Everyone knows that the French love their butter—they consume some 17 pounds per person annually, the highest consumption in the world—but recently Parisian chefs have fallen head over heels for the beurre of Jean-Yves Bordier, a small Saint Malo-based producer. Bordier makes all his butter in small batches according to old-fashioned methods, using the organic milk of Holstein and Norman cows that graze in the rich pastures outside of Rennes in Brittany.
While you'll find Beurre Bordier on the tables of Joel Robuchon, Alain Passard, Alain Ducasse, Guy Savoy and a variety of other starred chefs, the butter maker has developed a following among young chefs like Benoit Bordier (no relation), who uses it as a condiment on cod steak and it shows up at trendy restaurants like Breizh Cafe, a new creperie in Marais. "Bordier's butter is a perfect condiment," says Jerome Bordier. "It has a subtle, distinctive taste that brings out the natural freshness in any produce."

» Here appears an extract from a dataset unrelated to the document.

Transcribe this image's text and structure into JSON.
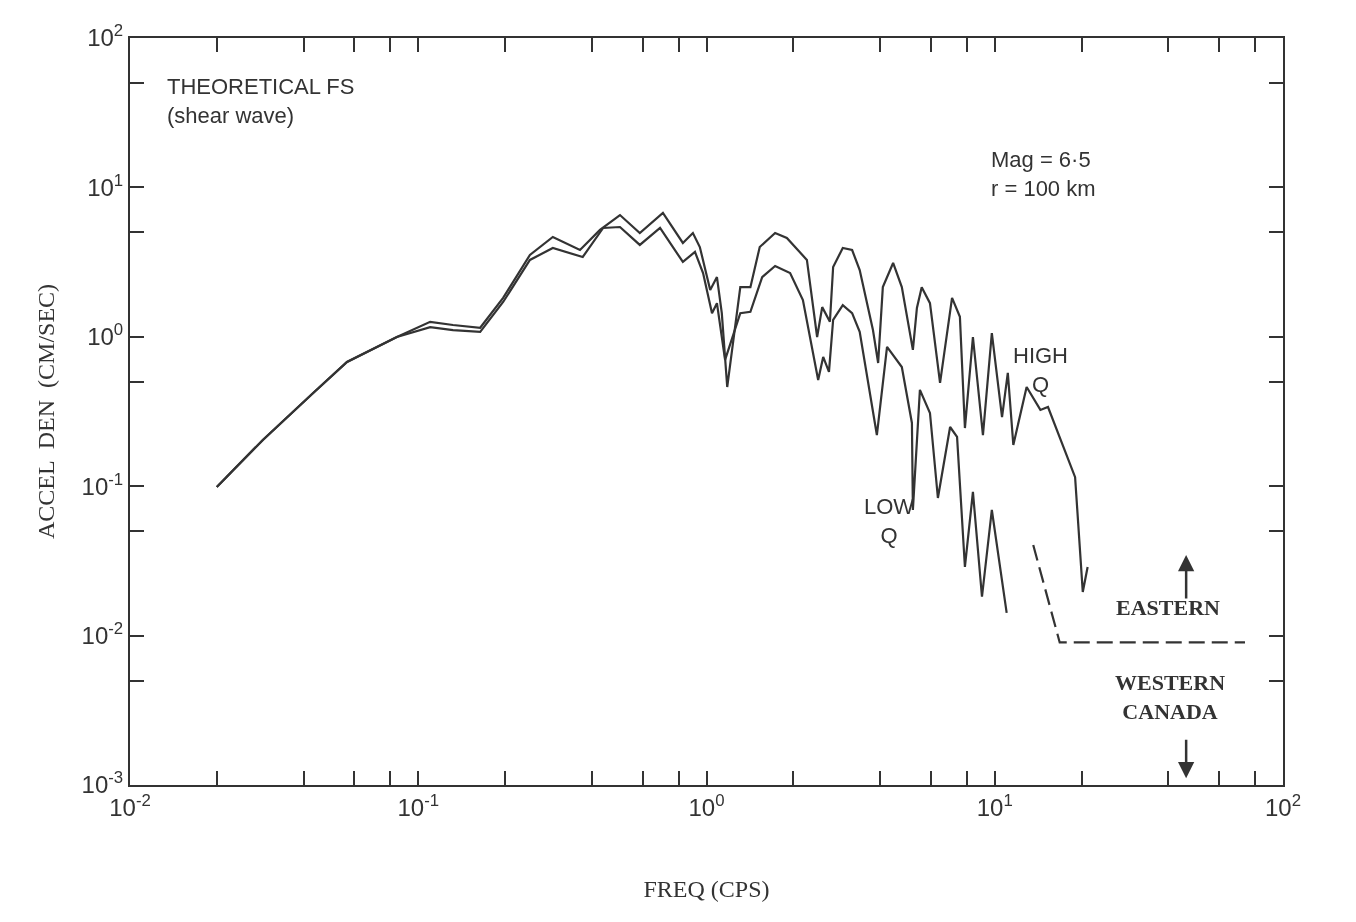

The secret of Bordier's butter (which comes in versions unicluding unsalted, salted with sea salt, salted with smoked sea salt, and seaweed flavored) is that it's made from cream that has matured for 36 hours and is then churned several times—first for 90 minutes to separate the buttermilk, and then a second time at a slow speed before finally being kneaded extra-slowly with a wooden cylinder at a very slow speed. Bordier butter is available at a limited number of Paris outlets, including the Breizh Cafe and Da Rosa, a small luxury grocer and restaurant in the rue de Seine in Saint Germain.